Die erste Person, die im Main-Kinzig-Kreis nachweislich mit dem Coronavirus infiziert ist, wohnt in Hanau. Viele Fragen tauchen im Frühjahr 2020 auf. Der Main-Kinzig-Kreis beantwortet sie seit vergangenem März täglich am Bürgertelefon. Auf bestimmte Fragen gibt es zu dem frühen Zeitpunkt keine abschließenden Antworten: Wie findet die Übertragung statt? Wie hoch ist die Dunkelziffer? Ist das Virus für alle Altersgruppen gleichermaßen gefährlich? Wie sinnvoll ist es, Privatkontakte drastisch zu reduzieren? Was ist mit Schul- und Kitakindern?

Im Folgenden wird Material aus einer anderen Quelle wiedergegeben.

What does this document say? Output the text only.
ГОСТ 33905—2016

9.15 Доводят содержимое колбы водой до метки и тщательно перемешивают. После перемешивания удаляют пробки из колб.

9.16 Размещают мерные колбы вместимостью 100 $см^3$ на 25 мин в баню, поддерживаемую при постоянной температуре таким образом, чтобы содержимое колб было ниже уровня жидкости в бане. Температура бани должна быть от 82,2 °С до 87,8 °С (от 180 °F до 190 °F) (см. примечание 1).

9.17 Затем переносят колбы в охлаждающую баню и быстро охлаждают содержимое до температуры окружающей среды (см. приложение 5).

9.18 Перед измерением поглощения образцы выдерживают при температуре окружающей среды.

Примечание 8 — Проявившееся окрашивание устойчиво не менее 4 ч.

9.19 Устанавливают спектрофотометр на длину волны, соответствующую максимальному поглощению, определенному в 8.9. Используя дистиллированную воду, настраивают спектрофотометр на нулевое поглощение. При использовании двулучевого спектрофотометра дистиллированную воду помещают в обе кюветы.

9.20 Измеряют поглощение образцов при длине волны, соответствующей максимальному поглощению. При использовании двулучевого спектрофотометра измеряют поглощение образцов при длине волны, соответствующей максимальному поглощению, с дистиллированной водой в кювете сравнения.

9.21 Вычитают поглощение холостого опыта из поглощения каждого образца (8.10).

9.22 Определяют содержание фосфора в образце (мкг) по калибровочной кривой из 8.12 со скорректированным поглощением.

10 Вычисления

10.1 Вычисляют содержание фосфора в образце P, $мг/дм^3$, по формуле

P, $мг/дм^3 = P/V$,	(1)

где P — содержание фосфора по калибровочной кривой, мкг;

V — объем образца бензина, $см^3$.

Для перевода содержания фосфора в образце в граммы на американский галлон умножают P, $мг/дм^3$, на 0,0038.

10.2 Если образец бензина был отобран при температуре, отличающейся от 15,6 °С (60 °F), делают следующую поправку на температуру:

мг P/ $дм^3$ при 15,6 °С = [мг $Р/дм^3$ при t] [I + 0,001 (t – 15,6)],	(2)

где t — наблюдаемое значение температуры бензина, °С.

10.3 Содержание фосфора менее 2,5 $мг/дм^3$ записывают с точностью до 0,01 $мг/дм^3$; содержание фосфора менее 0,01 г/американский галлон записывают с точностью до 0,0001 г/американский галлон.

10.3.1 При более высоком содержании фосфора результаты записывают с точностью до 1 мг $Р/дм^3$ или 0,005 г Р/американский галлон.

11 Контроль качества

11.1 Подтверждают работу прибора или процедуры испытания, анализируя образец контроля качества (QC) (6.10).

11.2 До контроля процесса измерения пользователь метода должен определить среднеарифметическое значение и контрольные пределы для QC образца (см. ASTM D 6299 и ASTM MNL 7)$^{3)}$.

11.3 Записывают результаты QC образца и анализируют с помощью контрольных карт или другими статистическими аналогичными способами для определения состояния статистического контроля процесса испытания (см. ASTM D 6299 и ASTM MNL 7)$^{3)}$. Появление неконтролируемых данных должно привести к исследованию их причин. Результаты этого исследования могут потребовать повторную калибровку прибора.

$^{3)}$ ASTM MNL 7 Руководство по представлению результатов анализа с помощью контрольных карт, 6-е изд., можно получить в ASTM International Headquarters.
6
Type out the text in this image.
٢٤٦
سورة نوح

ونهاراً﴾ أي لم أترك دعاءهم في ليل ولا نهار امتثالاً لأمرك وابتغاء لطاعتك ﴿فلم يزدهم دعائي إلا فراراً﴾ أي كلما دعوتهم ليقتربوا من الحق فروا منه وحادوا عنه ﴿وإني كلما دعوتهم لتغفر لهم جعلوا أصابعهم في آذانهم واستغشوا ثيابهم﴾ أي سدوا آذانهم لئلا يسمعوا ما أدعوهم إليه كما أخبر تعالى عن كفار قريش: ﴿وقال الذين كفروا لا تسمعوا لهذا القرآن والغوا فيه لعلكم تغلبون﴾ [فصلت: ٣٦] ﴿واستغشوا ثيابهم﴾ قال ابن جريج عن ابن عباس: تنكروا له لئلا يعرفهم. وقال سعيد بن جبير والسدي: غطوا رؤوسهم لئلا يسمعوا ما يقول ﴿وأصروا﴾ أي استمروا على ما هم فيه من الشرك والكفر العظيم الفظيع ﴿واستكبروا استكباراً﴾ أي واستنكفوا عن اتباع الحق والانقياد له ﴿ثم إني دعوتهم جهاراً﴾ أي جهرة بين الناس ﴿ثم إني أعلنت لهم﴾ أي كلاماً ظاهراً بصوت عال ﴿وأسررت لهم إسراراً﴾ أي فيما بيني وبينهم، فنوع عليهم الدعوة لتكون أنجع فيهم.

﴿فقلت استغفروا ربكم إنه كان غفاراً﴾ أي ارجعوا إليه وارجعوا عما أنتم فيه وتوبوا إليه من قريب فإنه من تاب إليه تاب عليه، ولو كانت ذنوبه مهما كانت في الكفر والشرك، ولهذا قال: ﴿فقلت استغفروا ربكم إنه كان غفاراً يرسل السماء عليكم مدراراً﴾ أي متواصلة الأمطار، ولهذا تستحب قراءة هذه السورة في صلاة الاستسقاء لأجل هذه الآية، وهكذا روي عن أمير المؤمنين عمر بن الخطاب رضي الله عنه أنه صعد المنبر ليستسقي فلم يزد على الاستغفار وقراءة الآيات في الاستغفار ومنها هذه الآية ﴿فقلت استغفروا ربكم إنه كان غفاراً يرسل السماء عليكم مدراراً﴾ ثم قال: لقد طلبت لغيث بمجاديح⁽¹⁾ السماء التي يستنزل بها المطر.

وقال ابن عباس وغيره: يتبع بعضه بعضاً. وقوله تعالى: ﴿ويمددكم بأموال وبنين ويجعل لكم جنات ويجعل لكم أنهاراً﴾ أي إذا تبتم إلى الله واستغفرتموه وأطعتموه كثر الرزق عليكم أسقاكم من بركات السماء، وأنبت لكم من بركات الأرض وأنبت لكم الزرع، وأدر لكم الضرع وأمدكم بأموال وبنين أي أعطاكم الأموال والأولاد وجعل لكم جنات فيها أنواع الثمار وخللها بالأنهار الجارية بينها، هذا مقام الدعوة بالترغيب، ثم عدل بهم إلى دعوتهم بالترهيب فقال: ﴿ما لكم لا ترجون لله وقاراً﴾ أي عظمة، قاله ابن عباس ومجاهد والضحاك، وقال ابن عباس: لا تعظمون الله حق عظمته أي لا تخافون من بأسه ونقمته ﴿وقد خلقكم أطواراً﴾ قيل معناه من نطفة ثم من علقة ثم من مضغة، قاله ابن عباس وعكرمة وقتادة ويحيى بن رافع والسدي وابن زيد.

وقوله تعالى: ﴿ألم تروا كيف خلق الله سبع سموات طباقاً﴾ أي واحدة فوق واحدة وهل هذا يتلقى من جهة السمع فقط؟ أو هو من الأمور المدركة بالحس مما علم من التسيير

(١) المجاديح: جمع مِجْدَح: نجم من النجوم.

„Wir sind mit dem Verwaltungsstab von Beginn an immer fachlich geleitet vorgegangen, aber haben auch eher auf Nummer sicher gesetzt. Niemand konnte im März 2020 die Frage beantworten, wie bedrohlich das Virus sein würde, keiner hatte ein Patentrezept in der Schublade, wie mit all den Fragen umzugehen war“, blickt Landrat Stolz zurück. Erst nach und nach sei deutlich geworden, dass es in dieser ersten Phase vor allem ältere Menschen sein würden, die ein hohes Risiko für einen schweren Krankheitsverlauf haben. „Aber kein Bereich der Gesellschaft ist vor einer Virusübertragung gefeit, weder die Schulen und Kitas noch die Heime, auch nicht die Arbeitsorte, vor allem nicht der private und familiäre Bereich. Das war in der ersten Welle schon so, und leider ist das bis heute so, wenn auch die Impfungen daran viel zu ändern vermögen. Das ist die Hoffnung für uns alle und auch ein gewichtiger Grund für Zuversicht.“ Wenn Gesundheitsdezernentin Susanne Simmler an den ersten Fall vor einem Jahr denkt, fällt ihr der Anruf einer Hanauer Bürgerin ein. „Wo wohnt dieser erste Fall, und wer ist das genau? Das muss die Öffentlichkeit doch vom Gesundheitsamt wissen, um dem Virus aus dem Weg gehen zu können! Diese Erwartung war vor einem Jahr ziemlich verbreitet“, erinnert sie sich. „Dahinter steckt ein nachvollziehbarer Wunsch. Wir hätten unseren liebgewonnenen Alltag gerne alle fortgesetzt und das Virus auf kleinste Radien begrenzt. Aber als sich dann die Fälle aus den Wintersportregionen, vor allem aus Ischgl, massiv häuften, auch die Ansteckungen, die dann überall innerhalb der Region nachgewiesen werden konnten, da war schnell klar, dass das nicht mehr geht.“
Das Gesundheitsamt und alle damit verbundenen Ämter mussten sich auf eine breitangelegte Pandemie-Bewältigung einstellen. „Es ist, bei aller Kritik, die wir manchmal einstecken müssen, eine gute Leistung, dass Bürger, Verwaltungen der Städte und Gemeinden, Hilfsverbände, Unternehmen und der Kreis eng zusammenarbeiten“, lobt Simmler.
Der Bereich Hygiene im Gesundheitsamt, bis vor einem Jahr noch mit 17 Personen besetzt, wächst zunächst auf bis zu 150 Personen an. Das Ziel: Kontakte nachverfolgen. Innerhalb des Amts bilden sich Fachteams: für Heime, Schulen, Arztpraxen. Zunächst wird das Personal aus allen Verwaltungsteilen zusammengezogen, nach und nach werden sie durch neu angeworbene Kräfte ersetzt. „Die Pandemie hat uns immer wieder an Grenzen geführt. Ich denke zu Beginn vor allem an die Organisation von Schutzausrüstung, dann an technische und digitale Hilfsmittel im Gesundheitsamt, an die Unterstützung der Pflegeheime oder die Organisation von Schnelltestmöglichkeiten – alles Dinge, die wir vor Ort entscheiden können“, so Simmler. Neue digitale Instrumente sind hinzugekommen, als einziger hessischer Landkreis bietet der Main-Kinzig-Kreis eine App an, die die Kontaktpersonennachverfolgung vereinfacht und Daten von Kontakten direkt in die Systeme des Gesundheitsamtes einspielt, um so die Zettelwirtschaft zu beenden.